Millions are being made on Common Core, but it’s not likely parents can figure who’s making that money, or how much a particular school system is spending specifically because of the new standards, since instructional material has always cost plenty and a lot of the “new” stuff isn’t necessarily new.

There is a long list of companies selling what school districts in Georgia and the rest of the country are buying. Education officials in Georgia say most of the money spent on Common Core would have been spent anyway. Teachers participated in professional development before Common Core, and districts have always spent money on books and other learning materials.

Critics of Common Core say one of the problems with the new standards is that no one group is in charge of them or the products and services that are supposedly tied to them.

“If there are errors in the Common Core, if there are goals for a particular grade that are wrong, either too hard or too easy, there is no one who can fix them,” said Diane Ravitch, an education policy analyst and research professor at New York University. “They were released as if they were tablets handed down on Mount Sinai.
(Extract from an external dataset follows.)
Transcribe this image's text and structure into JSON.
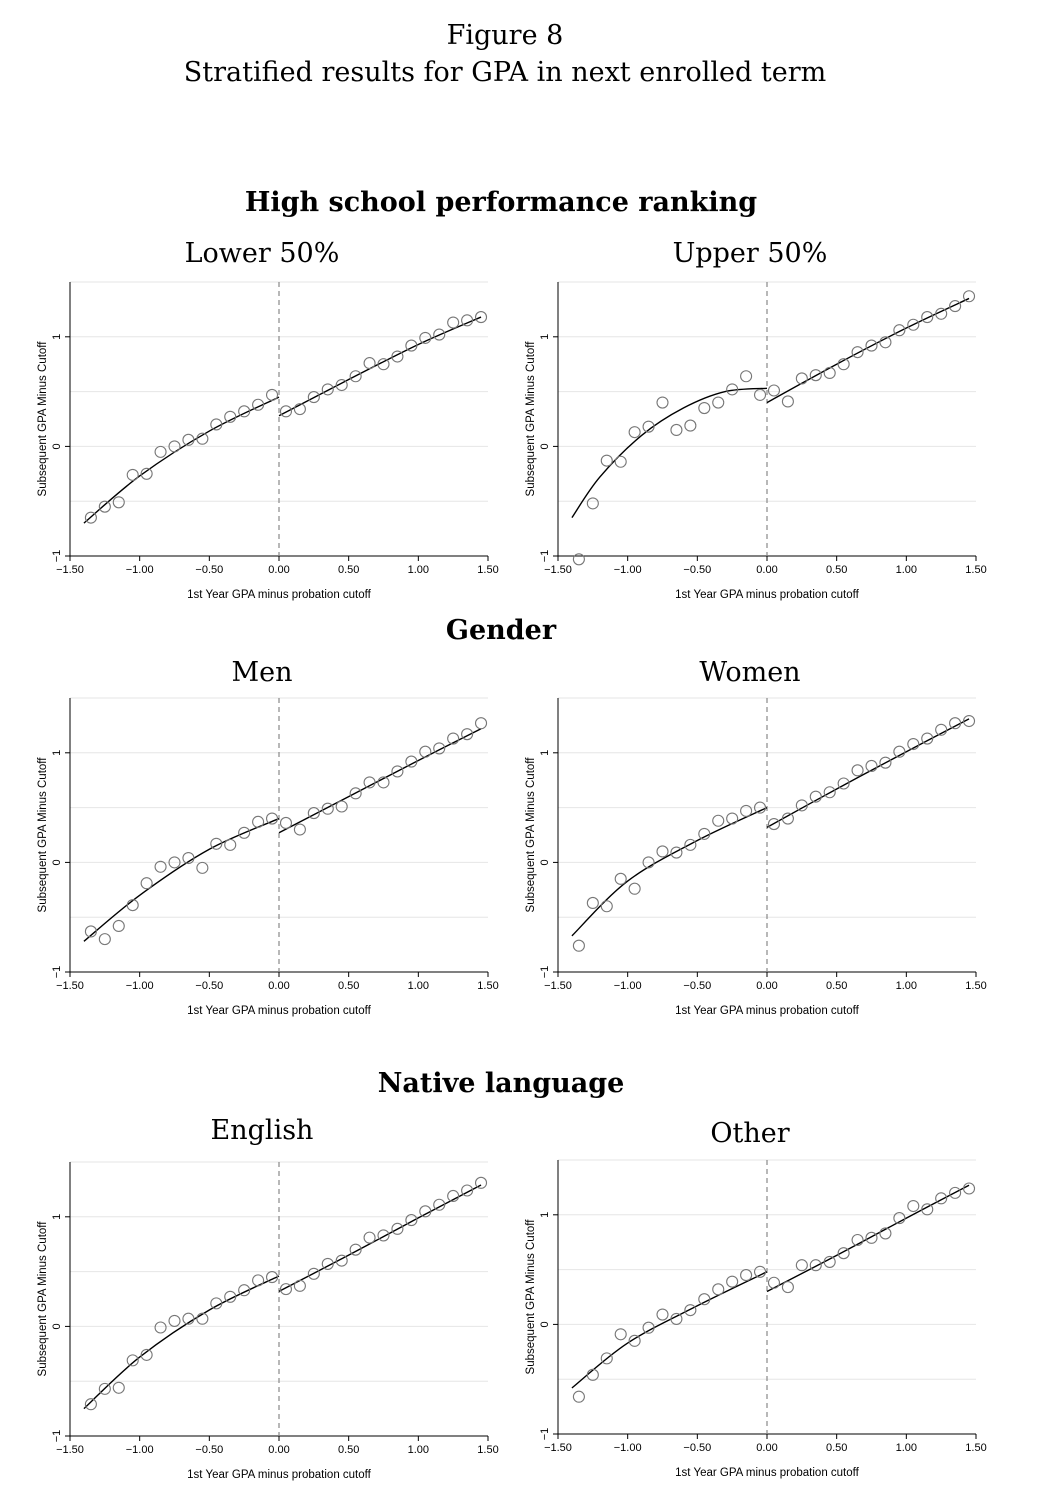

Any publisher may put a sticker on its textbooks and say they are ‘aligned with Common Core.’ Who can stop them, even if they are not?”

Mike Evans, senior vice president of K-12 literacy and math for the publishing giant Pearson, said his company is careful not to give false impressions of what it sells. “It’s not good for us to slap a label on something and say it’s Common Core-aligned,” Evans said. “Because when someone uses it and finds it’s not different, that just creates a lot of doubt among our customers. We’ve invested millions of dollars across our product offerings.” A book can be considered “aligned to Common Core” if it is among those recommended by the group of business leaders, educators and higher education officials who wrote the new standards.

Being a Common Core book could mean stronger sales. Lynda Bradley, co-owner of BMI Educational Services, Inc. — a sort of book middleman that allows districts to order large quantities of different books from a single source — noted that sales of one book, “A Boy, A Dog and a Frog” by Mercer Mayer, took off after it was recommended as a Common Core book.

“The publishers look at the list and say, ‘Oh, good, we can charge more,’ ” Bradley said. “A lot of them have done that, and that puts us in a bind. The inventory vanishes, and the price goes up.”

Achieve Inc., a Washington, D.C.-based nonprofit group that has been heavily involved in writing the standards, receives funding from corporate titans such as Microsoft, the Bill and Melinda Gates Foundation, Chevron and DuPont.

Achieve’s five highest-paid executives received an average annual salary of $198,916 in 2011, tax records show. The company’s president, former Clinton administration official Michael Cohen, had a salary of $263,800 in 2011.

Two national consortia, the Partnership for Assessment of Readiness for College and Careers and Smarter Balanced, having gotten a combined $346 million in federal education grants to create a pair of new standardized tests tied to Common Core.

“These people all know each other,” said Michael T. Moore, a literacy professor at Georgia Southern University who has written extensively about Common Core. “It is a private club.”